Personal information
- Full name: Leandra Faye Little
- Date of birth: 8 November 1984 (age 41)
- Place of birth: Torbay, England
- Height: 5 ft 11 in (1.80 m)
- Position: Defender

Youth career
- Torquay Ladies

Senior career*
- Years: Team / Apps / (Gls)
- 2007–2011: Lincoln Ladies
- 2012–2018: Doncaster Rovers Belles / 59 / (6)
- 2018–2019: Liverpool / 11 / (0)
- 2019–2021: Sheffield United / 29 / (0)

= Leandra Little =

English footballer

Leandra Faye Little (born 8 November 1984) is an English former professional footballer who most recently played as a defender for Sheffield United of the FA Women's Championship. A former PE teacher, she is the education lead at the Liverpool F.C. Women's Academy and an education welfare officer for The Football Association.

==Basketball==
Prior to her football career, Little represented the England women's national basketball team and played for the City of Sheffield Hatters from 2003 to 2007. Disappointed to be left off the longlist for the Great Britain women's national basketball team at the 2012 London Olympics, Little decided to play football instead.

==Football==
In 2007 Little joined Lincoln Ladies, becoming an important defender in the team which consistently challenged for promotion from the FA Women's Premier League Northern Division. When Lincoln were accepted into the FA WSL, Little performed well in the inaugural 2011 season, being named Manager's Player of the Year.

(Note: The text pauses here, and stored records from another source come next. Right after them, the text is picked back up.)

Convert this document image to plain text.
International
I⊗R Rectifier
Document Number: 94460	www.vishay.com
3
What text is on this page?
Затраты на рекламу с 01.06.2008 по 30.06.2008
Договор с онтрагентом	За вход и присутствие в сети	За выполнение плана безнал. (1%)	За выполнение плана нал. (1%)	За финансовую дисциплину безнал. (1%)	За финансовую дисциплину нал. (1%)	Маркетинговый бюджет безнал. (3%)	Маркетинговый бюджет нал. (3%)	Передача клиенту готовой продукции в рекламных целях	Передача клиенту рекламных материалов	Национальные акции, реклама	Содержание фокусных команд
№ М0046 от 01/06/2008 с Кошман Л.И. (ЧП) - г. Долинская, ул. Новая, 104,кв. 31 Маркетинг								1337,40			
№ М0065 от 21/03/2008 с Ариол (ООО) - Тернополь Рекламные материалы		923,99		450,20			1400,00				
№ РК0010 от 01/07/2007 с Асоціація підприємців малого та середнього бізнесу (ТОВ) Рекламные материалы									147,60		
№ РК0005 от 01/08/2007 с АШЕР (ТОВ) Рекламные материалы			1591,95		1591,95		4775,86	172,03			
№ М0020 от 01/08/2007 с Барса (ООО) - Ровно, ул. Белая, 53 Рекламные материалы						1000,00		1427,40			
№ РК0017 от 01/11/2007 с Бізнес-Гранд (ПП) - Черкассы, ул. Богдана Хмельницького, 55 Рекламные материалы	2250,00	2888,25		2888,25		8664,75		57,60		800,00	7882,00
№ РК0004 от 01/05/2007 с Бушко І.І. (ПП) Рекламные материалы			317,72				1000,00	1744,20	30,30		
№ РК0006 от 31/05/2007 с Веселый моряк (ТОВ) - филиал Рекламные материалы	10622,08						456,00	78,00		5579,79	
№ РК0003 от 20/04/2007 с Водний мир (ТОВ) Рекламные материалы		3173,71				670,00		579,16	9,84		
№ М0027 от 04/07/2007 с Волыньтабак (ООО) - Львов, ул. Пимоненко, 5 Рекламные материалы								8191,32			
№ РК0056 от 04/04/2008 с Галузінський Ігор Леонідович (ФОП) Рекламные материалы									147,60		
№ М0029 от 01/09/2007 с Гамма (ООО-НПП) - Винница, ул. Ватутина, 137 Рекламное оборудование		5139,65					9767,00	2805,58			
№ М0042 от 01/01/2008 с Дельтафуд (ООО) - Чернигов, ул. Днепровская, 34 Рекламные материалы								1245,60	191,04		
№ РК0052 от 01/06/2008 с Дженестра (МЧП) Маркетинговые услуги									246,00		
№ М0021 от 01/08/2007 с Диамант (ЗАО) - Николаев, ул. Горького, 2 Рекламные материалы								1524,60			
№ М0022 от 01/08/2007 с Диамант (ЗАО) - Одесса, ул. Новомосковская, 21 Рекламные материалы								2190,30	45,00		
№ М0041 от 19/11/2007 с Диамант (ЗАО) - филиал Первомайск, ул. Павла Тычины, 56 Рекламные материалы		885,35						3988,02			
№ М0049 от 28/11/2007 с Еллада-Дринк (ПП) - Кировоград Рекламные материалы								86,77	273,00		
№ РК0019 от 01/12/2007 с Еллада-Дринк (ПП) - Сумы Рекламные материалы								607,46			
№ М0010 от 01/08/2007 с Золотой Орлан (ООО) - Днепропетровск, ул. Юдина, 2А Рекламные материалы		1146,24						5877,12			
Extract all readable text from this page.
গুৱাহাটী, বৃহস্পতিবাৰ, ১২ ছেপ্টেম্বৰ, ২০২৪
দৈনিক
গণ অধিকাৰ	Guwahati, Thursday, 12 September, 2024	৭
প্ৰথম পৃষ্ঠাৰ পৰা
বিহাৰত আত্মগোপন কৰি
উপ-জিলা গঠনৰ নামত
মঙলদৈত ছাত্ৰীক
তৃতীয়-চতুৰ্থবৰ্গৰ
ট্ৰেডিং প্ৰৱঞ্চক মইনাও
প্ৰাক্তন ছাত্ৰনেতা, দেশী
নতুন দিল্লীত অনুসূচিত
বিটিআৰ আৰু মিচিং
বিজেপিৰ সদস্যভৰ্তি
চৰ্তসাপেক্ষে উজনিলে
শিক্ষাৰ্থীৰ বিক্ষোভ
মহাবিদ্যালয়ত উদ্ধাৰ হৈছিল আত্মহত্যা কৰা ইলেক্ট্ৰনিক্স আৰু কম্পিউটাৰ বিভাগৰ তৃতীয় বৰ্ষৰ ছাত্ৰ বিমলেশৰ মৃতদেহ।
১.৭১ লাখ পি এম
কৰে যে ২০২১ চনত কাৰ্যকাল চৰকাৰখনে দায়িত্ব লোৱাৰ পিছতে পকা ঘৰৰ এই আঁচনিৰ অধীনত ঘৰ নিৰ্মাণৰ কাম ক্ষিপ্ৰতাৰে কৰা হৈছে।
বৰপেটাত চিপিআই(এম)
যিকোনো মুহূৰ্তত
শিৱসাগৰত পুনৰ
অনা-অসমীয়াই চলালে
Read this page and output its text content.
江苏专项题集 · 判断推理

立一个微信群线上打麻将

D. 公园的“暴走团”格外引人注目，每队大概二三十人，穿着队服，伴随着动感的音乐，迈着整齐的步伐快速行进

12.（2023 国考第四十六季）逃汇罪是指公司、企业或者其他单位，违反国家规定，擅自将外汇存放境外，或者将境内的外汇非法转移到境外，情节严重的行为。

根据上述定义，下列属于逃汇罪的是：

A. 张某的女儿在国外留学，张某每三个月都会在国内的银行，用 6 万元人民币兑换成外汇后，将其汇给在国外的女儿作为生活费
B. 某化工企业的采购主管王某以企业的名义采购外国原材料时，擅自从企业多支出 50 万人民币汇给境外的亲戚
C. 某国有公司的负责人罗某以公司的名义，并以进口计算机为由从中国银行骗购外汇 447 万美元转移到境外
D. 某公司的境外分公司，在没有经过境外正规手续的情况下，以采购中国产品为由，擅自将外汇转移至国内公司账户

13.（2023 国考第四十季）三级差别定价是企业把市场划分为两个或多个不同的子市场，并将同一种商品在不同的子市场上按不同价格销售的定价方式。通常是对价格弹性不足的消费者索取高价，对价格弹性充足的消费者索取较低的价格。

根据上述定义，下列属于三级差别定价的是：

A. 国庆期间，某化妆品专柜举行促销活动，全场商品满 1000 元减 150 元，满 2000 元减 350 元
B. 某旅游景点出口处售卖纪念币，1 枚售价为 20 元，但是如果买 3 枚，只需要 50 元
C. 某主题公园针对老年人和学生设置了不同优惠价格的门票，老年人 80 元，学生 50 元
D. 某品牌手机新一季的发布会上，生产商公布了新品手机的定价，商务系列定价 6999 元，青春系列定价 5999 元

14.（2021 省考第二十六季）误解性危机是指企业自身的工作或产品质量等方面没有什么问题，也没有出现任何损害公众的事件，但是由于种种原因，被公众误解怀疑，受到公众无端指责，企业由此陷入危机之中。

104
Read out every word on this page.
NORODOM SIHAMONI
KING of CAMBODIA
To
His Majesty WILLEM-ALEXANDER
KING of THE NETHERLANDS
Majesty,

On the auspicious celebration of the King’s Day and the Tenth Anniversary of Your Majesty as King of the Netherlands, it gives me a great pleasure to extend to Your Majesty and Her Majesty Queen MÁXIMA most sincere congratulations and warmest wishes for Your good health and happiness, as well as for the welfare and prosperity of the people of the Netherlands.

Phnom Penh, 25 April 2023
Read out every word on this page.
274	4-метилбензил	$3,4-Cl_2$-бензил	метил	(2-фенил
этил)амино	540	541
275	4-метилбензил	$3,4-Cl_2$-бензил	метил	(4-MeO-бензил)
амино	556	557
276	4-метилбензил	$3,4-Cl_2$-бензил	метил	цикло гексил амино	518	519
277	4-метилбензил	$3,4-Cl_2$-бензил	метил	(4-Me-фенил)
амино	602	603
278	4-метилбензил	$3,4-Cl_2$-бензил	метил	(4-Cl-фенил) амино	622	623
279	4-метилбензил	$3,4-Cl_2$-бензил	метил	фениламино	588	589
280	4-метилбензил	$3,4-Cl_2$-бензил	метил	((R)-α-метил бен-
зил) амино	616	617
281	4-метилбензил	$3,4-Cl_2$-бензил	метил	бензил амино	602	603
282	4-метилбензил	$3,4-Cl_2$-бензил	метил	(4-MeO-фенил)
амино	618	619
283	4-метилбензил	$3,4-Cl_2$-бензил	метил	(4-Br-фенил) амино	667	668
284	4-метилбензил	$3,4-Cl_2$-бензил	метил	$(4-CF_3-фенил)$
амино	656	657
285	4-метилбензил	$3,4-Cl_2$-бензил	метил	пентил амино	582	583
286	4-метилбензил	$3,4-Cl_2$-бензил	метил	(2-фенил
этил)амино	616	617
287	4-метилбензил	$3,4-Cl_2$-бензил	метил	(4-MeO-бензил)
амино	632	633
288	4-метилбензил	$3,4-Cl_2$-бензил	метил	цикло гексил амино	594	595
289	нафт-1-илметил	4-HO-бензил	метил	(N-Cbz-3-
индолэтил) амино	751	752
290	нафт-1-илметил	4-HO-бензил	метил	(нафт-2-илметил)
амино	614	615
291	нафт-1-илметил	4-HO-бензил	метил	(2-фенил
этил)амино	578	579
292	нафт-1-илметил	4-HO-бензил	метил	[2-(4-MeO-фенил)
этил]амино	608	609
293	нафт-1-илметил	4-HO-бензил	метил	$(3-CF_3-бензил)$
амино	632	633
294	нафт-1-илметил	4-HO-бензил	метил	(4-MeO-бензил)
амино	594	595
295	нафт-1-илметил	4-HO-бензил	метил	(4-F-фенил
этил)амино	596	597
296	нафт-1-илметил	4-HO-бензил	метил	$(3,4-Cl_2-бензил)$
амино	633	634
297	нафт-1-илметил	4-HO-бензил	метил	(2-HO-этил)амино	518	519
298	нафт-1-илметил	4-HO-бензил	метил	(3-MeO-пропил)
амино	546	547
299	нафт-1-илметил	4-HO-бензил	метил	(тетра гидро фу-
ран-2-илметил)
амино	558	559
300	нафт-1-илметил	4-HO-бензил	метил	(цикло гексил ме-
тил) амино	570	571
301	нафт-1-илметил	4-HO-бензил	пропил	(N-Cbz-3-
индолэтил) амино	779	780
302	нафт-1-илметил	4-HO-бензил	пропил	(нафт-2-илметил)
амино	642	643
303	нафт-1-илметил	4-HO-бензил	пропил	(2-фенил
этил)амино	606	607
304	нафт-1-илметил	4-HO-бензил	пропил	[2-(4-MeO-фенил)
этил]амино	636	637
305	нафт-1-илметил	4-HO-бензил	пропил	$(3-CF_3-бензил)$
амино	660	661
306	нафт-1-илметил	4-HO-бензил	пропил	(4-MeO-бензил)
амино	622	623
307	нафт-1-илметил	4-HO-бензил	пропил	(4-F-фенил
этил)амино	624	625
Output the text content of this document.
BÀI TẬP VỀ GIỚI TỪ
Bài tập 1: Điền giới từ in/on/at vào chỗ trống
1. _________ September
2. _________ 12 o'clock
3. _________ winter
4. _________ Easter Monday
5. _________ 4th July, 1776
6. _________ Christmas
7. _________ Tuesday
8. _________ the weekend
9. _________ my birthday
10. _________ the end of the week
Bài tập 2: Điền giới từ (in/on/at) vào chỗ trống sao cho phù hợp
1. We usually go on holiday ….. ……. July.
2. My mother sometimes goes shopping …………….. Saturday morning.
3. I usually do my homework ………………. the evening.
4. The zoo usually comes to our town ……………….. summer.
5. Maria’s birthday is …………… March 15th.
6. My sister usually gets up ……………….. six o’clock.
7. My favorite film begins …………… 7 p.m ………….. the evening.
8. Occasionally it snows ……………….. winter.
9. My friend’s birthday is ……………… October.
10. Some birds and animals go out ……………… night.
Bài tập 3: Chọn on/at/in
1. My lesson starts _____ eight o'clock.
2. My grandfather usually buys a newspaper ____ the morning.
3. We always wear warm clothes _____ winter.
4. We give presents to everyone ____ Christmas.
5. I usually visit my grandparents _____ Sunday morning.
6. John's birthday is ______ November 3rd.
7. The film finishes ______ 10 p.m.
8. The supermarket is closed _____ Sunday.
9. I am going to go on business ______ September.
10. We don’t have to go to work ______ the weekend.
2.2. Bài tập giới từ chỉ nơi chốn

In December 2011, Little transferred to Lincoln's FA WSL rivals Doncaster Rovers Belles. In six years with the South Yorkshire outfit, she rose to captain status and grew to love the club: "They hold a dear place in my heart". Although Little helped Doncaster win the 2017–18 FA WSL 2 title, the impecunious fallen giants were refused a WSL license for the following season and consigned to the FA Women's National League.